Table 5. Summary of inhibitors for SOS in experimental models
AuthorAgentSOS score (%)Clinical effectRegulating factor
  1. CINC, cytokine-induced neutrophil chemoattractant; HO-1, heme oxygenase-1; Hx, hepatectomy; ICAM-1, intracellular adhesion molecule-1; MMP-9, matrix metallopeptidase 9; pJNK, phosphorylation of c-Jun N-terminal kinase; SOS, sinusoidal obstructive syndrome; TIMP1, tissue inhibitor of matrix metallopeptidase 1.
Narita (2009)[58]Phosphodiesterase III Inhibitor7.7 ± 1.5→1.8 ± 1.0Survival after Hx↑HO-1↑
Narita (2009)[59]Dai-kenchu-toNeutrophil-accumulation↓CINC↑/ICAM-1↑
Ezzat (2012)[60]Flavonoid (monoHER2)10.3 ± 0.5→4.8 ± 3.6Portal pressure↓MMP9↓
Nakamura (2012)[61]Sorafenib11.1 ± 1.3→6.6 ± 2.3Survival after Hx↑pJNK↓/MMP9↓
Periasamy (2012)[62]Sesame OilMMP9↓/TIMP1↑

Conclusion

IN THIS REVIEW, the current recognition of hepatic injury induced by L-OHP-based chemotherapy was summarized, particularly focusing on SOS. Even today, the pathophysiological mechanism of L-OHP-induced SOS remains unclear. Therefore, clinical disadvantage, evaluation system and targeted agents for preventing and reduction of SOS are yet to be fully elucidated.

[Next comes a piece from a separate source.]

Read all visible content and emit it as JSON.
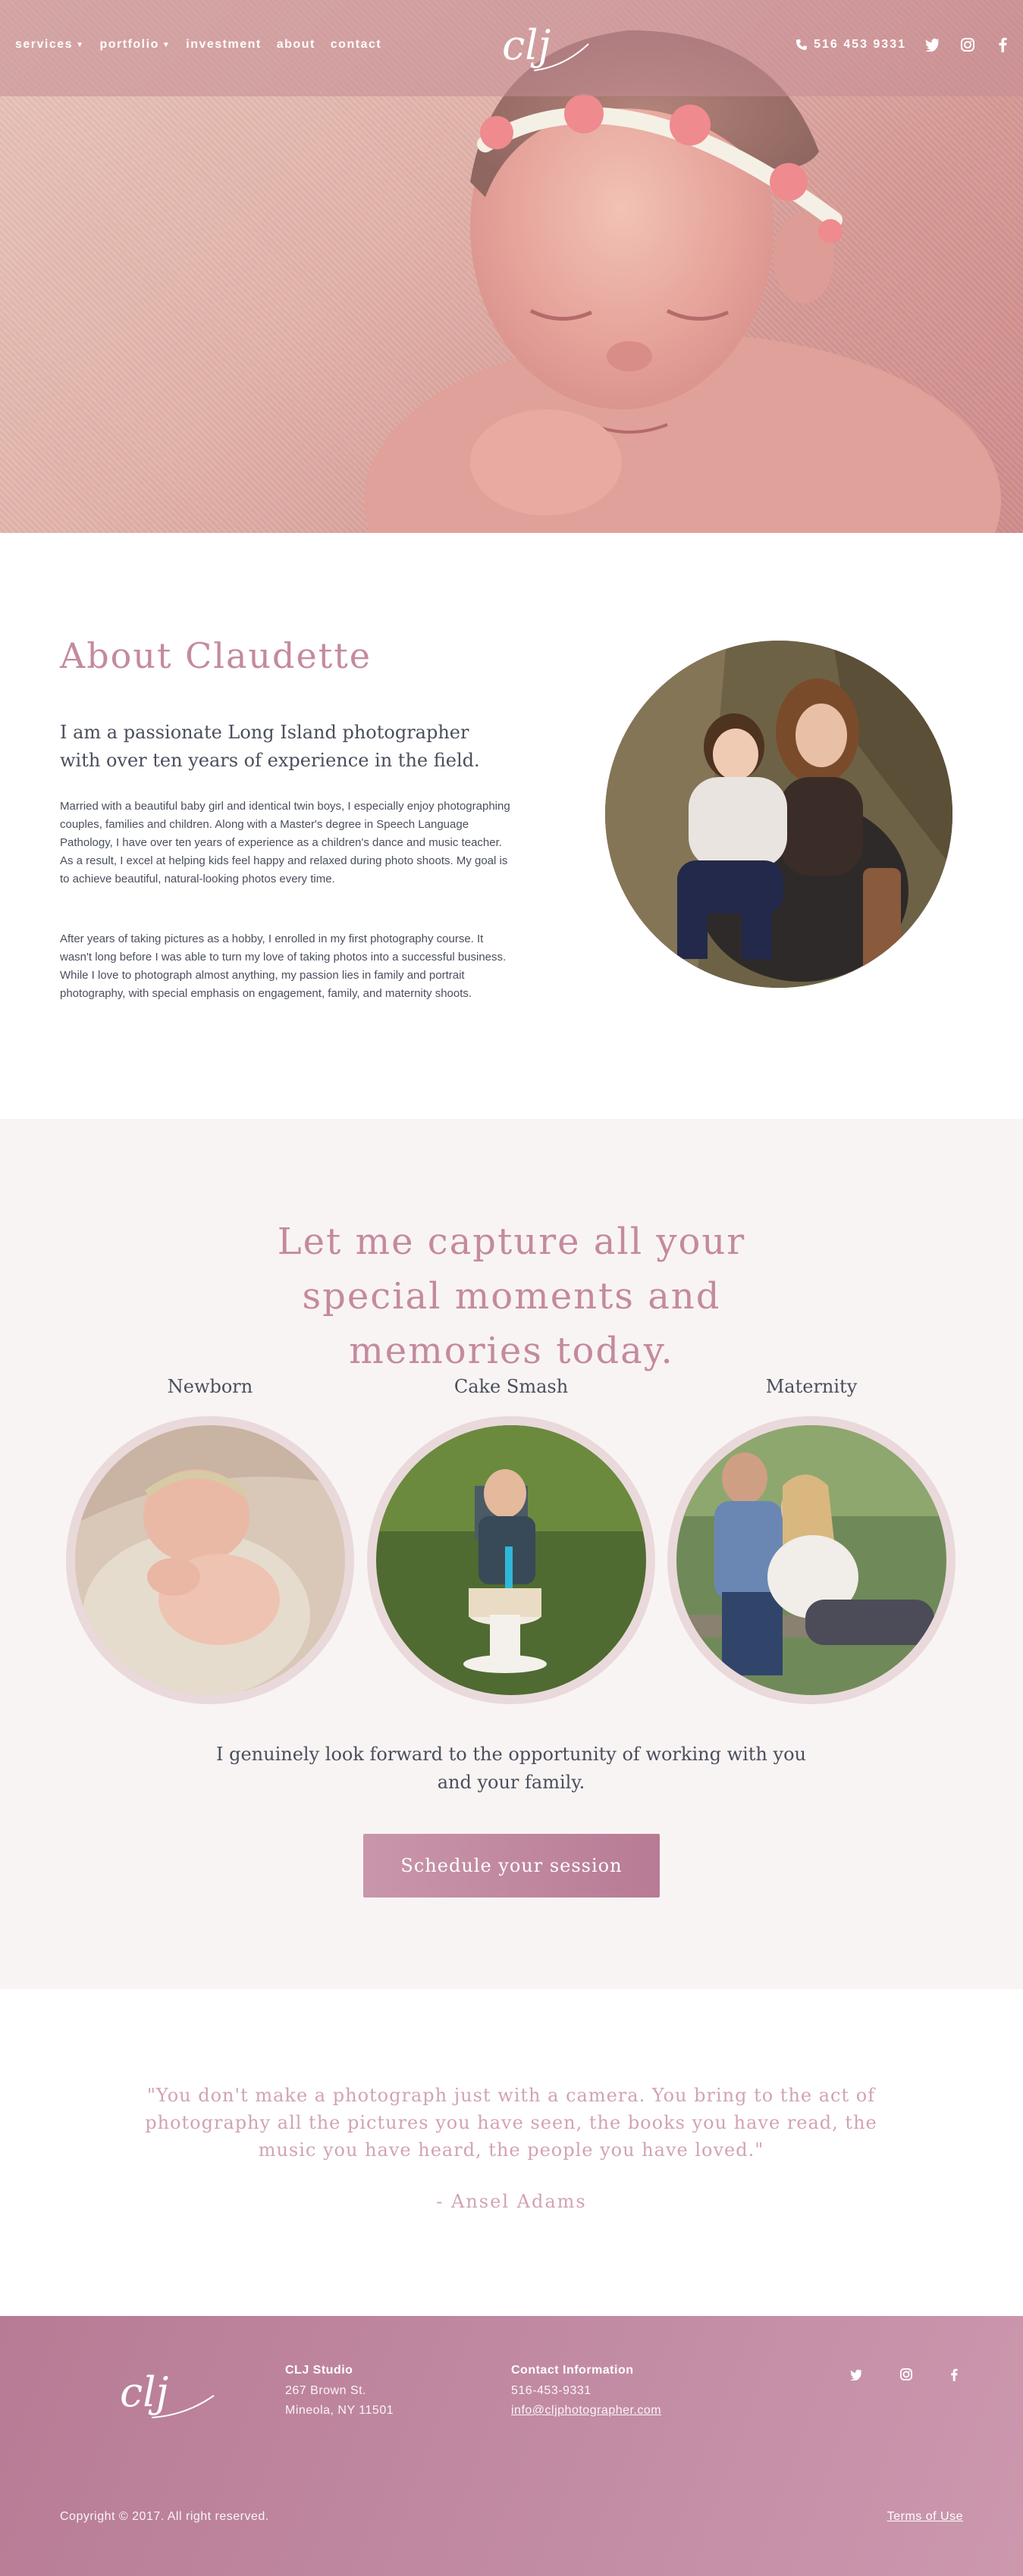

At the present stage, the algorithm to deepen understanding of the current status of SOS is shown in Figure 4. In future, further investigation should be conducted based on the molecular biology and pathology combined with drug targeting systems, which can provide some new ideas for the treatment of SOS.

Figure 4.

Algorithm of current status of SOS. APR, aspartate aminotransferase to platelet ratio; Bev, bevacizumab; EOB, ethoxybenzyl; MMP, matrix metalloproteinase; MRI, magnetic resonance imaging; SECs, sinusoidal endothelial cells; SOS, sinusoidal obstructive syndrome; SPIO, superparamagnetic iron oxide; TIMP, tissue inhibitor of matrix metalloproteinase; VEGF, vascular endothelial growth factor.